The second “pill” is the reference to her reading beyond the purview of that paper’s limited framework, another reminder that for all intents and purposes she has long since abandoned it as her primary source of information:
I read in the comments section responding to a house editorial that since Henry Waxman is a politician behaving politically, that somehow neutralizes the administration’s inappropriate injection of politics into officially non-partisan agencies. Though this letter will fail to nip such convoluted reasoning in the bud, I hereby dispute this notion with the following aphorism: you can’t pretend the original actor is being acted upon indiscriminately by the reactor. That’s a gangly way of saying that those who commit an original offense are hardly in the position to cry fowl when someone attempts to hold them accountable. Or, if you prefer, that you can’t be the victim when you victimized the alleged perpetrator who now prosecutes you for your initial crime.

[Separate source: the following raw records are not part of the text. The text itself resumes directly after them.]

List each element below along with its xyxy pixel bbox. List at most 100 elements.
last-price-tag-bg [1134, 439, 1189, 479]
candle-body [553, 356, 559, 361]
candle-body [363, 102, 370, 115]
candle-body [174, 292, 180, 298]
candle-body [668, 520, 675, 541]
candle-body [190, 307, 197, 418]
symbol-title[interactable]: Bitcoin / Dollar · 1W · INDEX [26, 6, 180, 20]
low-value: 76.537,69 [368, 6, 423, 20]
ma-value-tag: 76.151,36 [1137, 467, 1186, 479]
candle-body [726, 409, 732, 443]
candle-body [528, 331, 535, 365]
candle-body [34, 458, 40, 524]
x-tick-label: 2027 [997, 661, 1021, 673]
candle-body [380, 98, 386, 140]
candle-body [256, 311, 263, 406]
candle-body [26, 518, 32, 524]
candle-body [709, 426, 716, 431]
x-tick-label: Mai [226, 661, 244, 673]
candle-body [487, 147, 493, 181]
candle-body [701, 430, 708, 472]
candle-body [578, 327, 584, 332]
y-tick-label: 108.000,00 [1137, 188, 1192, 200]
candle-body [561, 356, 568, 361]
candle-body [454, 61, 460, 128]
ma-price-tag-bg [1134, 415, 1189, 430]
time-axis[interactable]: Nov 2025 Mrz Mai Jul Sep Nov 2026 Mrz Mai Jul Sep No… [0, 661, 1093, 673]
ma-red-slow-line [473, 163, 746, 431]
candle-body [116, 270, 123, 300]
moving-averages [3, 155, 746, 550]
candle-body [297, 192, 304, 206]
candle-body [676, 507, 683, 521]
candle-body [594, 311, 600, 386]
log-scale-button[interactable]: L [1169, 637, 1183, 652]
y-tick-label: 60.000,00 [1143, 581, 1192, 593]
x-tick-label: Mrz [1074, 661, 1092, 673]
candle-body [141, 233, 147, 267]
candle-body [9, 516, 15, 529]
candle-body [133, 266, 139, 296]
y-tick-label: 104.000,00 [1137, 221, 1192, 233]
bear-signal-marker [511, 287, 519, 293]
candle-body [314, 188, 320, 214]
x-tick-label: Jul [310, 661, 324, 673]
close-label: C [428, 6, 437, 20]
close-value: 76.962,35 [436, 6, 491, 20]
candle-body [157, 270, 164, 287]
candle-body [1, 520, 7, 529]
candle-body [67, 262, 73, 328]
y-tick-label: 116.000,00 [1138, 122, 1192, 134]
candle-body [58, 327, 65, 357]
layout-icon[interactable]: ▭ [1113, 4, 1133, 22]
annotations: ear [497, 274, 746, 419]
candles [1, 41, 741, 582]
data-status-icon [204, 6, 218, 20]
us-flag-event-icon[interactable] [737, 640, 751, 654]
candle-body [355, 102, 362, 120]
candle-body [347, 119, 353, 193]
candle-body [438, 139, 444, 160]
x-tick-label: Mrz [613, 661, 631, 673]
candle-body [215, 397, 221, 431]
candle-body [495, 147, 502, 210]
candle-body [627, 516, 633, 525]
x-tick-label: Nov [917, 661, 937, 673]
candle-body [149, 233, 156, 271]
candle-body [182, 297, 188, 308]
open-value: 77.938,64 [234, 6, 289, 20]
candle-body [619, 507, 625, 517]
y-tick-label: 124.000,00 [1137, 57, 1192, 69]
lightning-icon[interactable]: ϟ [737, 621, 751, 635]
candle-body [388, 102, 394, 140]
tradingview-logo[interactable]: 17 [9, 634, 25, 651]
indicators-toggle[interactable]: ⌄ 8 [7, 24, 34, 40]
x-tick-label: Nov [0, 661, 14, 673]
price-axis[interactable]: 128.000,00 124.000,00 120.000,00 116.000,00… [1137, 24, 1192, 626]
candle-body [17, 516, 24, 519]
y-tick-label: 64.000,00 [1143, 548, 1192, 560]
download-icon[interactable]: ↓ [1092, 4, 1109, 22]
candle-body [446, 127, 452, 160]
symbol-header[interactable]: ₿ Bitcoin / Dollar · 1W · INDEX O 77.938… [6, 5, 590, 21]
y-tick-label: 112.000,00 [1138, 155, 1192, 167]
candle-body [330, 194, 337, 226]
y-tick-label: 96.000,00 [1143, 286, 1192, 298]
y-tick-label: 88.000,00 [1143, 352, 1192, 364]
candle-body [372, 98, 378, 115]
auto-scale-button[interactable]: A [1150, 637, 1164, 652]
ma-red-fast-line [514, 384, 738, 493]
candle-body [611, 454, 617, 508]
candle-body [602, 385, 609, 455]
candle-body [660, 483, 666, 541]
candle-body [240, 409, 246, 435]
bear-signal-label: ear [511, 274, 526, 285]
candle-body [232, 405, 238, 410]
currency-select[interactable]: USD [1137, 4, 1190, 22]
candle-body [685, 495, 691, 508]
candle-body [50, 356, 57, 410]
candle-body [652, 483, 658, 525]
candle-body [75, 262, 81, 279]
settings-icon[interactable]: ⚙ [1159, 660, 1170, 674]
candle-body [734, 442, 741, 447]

As observed in an astute editorial I read elsewhere, the most astonishing aspect of these emerging scandals is that they grew egregious enough to rise to prominence after the Republicans’ definitive electoral defeat. Such brazen disregard for Congress and the entire nation recalls the administration’s erstwhile immunity to non-existent blowback from Congress when the two branches were copasetic. By virtue of the opposing party achieving majority status and thus subpoena power, now that there are - and should be – consequences, apparently the hotshots who ran the show at Justice and General Services simply couldn’t or wouldn’t make adjustments accordingly. Which is how we became aware of the breadth and depth of undermining the government’s integrity assuredly to remain not fully uncovered when time runs out as Bush’s term ends.
Yet loyal followers of the President and all his men and women insist that because investigating these political breaches of trust is itself a political process, it shouldn’t be conducted. That’s as desperate as it is ludicrous.